Nun folgt ein Einblick in die praktische Arbeit, bei denen die Anwärter und Anwärterinnen an der Seite erfahrener Kollegen arbeiten. Dieses Modul dauert rund fünf Monate.

Im dritten Modul übernehmen die Mitarbeitenden für zwölf Monate die Arbeit in einem bestimmten Bezirk. Dazu zählt beispielsweise der Patrouillendienst oder die Mitarbeit im Innendienst. Das vierte Modul dient dazu, die Arbeit auf der Strasse kennenzulernen. Dabei sind die Anwärter und Anwärterinnen im Team unterwegs.

Innerhalb der Polizei in der Schweiz gibt es unterschiedliche Möglichkeiten, die Karriere zu verfolgen. Nach der regulären Ausbildung ist beispielsweise die Arbeit im Streifendienst, aber auch ein Studium möglich. Im Laufe der Zeit haben die Mitarbeitenden die Option, in eine Spezialeinheit zu wechseln oder bei der Kriminalpolizei oder der Bundeskriminalpolizei zu arbeiten. Grundsätzlich hängt die Laufbahn von den Fähigkeiten und den eigenen Wünschen ab.

Voraussetzungen für die Arbeit bei der Schweizer Polizei

Wer bei der Polizei Schweiz arbeiten möchte, muss Schweizer Staatsbürger sein und mindestens 21 Jahre alt sein.
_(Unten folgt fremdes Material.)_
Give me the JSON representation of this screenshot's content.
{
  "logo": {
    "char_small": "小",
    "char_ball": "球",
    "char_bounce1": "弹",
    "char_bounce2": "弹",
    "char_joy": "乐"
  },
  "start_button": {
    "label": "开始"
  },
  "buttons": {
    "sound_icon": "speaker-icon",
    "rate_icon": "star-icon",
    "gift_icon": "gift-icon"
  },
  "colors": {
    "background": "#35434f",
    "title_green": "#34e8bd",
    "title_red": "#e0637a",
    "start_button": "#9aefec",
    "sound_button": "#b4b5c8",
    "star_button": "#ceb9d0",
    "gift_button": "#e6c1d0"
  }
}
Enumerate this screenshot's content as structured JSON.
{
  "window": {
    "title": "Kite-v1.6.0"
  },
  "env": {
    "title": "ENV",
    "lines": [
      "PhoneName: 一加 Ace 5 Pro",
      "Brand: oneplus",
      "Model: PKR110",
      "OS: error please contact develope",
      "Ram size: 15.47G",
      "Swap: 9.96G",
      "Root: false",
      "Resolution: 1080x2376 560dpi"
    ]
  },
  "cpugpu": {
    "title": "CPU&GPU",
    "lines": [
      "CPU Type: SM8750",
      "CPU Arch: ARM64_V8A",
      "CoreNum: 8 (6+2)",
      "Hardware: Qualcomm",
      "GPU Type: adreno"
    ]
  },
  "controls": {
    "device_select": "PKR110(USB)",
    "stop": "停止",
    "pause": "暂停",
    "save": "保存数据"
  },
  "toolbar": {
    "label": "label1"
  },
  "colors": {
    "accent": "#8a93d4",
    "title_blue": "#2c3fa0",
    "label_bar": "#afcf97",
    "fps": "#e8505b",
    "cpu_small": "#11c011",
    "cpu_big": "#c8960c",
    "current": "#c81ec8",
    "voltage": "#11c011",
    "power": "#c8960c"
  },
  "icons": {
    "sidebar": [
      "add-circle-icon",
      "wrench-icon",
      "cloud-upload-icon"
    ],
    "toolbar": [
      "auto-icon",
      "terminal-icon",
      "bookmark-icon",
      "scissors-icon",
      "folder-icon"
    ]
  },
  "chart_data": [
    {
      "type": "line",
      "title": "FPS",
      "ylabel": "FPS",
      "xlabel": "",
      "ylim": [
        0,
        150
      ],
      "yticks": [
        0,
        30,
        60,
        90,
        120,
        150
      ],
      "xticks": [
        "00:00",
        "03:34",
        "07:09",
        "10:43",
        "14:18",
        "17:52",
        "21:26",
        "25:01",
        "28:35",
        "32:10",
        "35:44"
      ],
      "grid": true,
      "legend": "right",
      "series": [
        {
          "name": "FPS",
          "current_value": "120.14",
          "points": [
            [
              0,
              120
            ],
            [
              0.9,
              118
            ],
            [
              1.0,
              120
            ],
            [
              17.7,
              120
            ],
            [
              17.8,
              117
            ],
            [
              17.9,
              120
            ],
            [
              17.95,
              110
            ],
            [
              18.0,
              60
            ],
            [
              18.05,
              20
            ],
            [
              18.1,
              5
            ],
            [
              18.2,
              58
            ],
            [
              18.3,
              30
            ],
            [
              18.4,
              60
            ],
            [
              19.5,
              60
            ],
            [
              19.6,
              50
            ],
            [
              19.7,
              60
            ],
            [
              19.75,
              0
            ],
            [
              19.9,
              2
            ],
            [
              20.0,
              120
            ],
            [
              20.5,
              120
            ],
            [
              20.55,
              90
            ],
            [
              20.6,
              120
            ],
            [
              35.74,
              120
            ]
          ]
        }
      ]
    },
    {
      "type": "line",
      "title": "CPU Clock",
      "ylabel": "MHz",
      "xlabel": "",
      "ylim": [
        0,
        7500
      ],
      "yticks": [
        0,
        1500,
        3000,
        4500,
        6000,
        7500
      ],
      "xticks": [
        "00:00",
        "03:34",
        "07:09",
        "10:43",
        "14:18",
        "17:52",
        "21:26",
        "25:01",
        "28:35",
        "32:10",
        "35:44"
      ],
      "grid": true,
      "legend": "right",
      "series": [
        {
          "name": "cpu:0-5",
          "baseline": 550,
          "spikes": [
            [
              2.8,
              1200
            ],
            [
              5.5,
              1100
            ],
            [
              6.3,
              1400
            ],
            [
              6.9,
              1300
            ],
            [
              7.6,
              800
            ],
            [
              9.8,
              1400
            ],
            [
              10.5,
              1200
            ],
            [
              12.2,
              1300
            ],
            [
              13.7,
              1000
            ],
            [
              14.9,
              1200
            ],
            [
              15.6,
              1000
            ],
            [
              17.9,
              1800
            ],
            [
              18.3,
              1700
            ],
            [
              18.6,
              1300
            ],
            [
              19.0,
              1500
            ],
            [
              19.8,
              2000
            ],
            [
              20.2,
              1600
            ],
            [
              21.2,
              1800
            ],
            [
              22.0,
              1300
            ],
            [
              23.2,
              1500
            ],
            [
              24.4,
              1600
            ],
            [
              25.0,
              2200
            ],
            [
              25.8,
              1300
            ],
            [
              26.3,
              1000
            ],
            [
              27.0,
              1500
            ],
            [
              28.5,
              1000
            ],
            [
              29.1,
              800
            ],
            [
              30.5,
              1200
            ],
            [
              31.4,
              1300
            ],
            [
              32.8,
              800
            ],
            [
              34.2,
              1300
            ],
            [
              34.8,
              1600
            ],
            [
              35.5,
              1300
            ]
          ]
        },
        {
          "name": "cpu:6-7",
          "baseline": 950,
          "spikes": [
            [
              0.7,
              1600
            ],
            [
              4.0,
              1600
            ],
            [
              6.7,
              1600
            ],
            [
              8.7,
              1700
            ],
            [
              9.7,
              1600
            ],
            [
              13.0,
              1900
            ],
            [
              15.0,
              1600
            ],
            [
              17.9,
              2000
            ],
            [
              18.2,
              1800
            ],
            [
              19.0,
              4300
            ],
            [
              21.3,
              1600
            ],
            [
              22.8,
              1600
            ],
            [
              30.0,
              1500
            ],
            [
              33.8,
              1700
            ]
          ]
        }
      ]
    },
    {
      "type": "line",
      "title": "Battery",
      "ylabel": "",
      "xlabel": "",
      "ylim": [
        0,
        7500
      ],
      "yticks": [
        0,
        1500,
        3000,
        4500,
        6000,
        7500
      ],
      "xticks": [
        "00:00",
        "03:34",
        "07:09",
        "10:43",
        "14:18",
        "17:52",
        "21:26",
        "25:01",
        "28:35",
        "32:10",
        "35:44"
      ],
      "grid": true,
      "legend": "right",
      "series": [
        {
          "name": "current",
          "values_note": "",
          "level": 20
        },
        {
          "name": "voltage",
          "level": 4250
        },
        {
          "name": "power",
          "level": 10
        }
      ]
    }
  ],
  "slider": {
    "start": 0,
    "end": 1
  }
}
Eine abgeschlossene Lehre, ein Schulabschluss oder ein höherer Abschluss sind ebenso erforderlich, wie ein Führerausweis der Kategorie B. Bei der Sehschärfe gelten bestimmte Obergrenzen. Zudem benötigen die Auszubildenden einen einwandfreien Leumund und einen gesunden körperlichen Zustand. Wichtig sind eine gute sportliche Leistungsfähigkeit und gute Leistungen beim Schwimmen. Selbstverständlich gehören sehr gute Deutschkenntnisse und eine gute Allgemeinbildung zu den Voraussetzungen. Erwartet werden in den deutschsprachigen Kantonen mündliche Kenntnisse der französischen Sprache.

Bei einem Eignungstest werden die Fähigkeiten der Bewerber und Bewerberinnen genau geprüft. Zunächst ist ein Online-Test zu absolvieren, wobei die Teilnehmer nach erfolgreichem Abschluss die Möglichkeit erhalten, sich bei einer Polizeibehörde zu bewerben. In einem persönlichen Gespräch werden dann alle weiteren Optionen genau besprochen.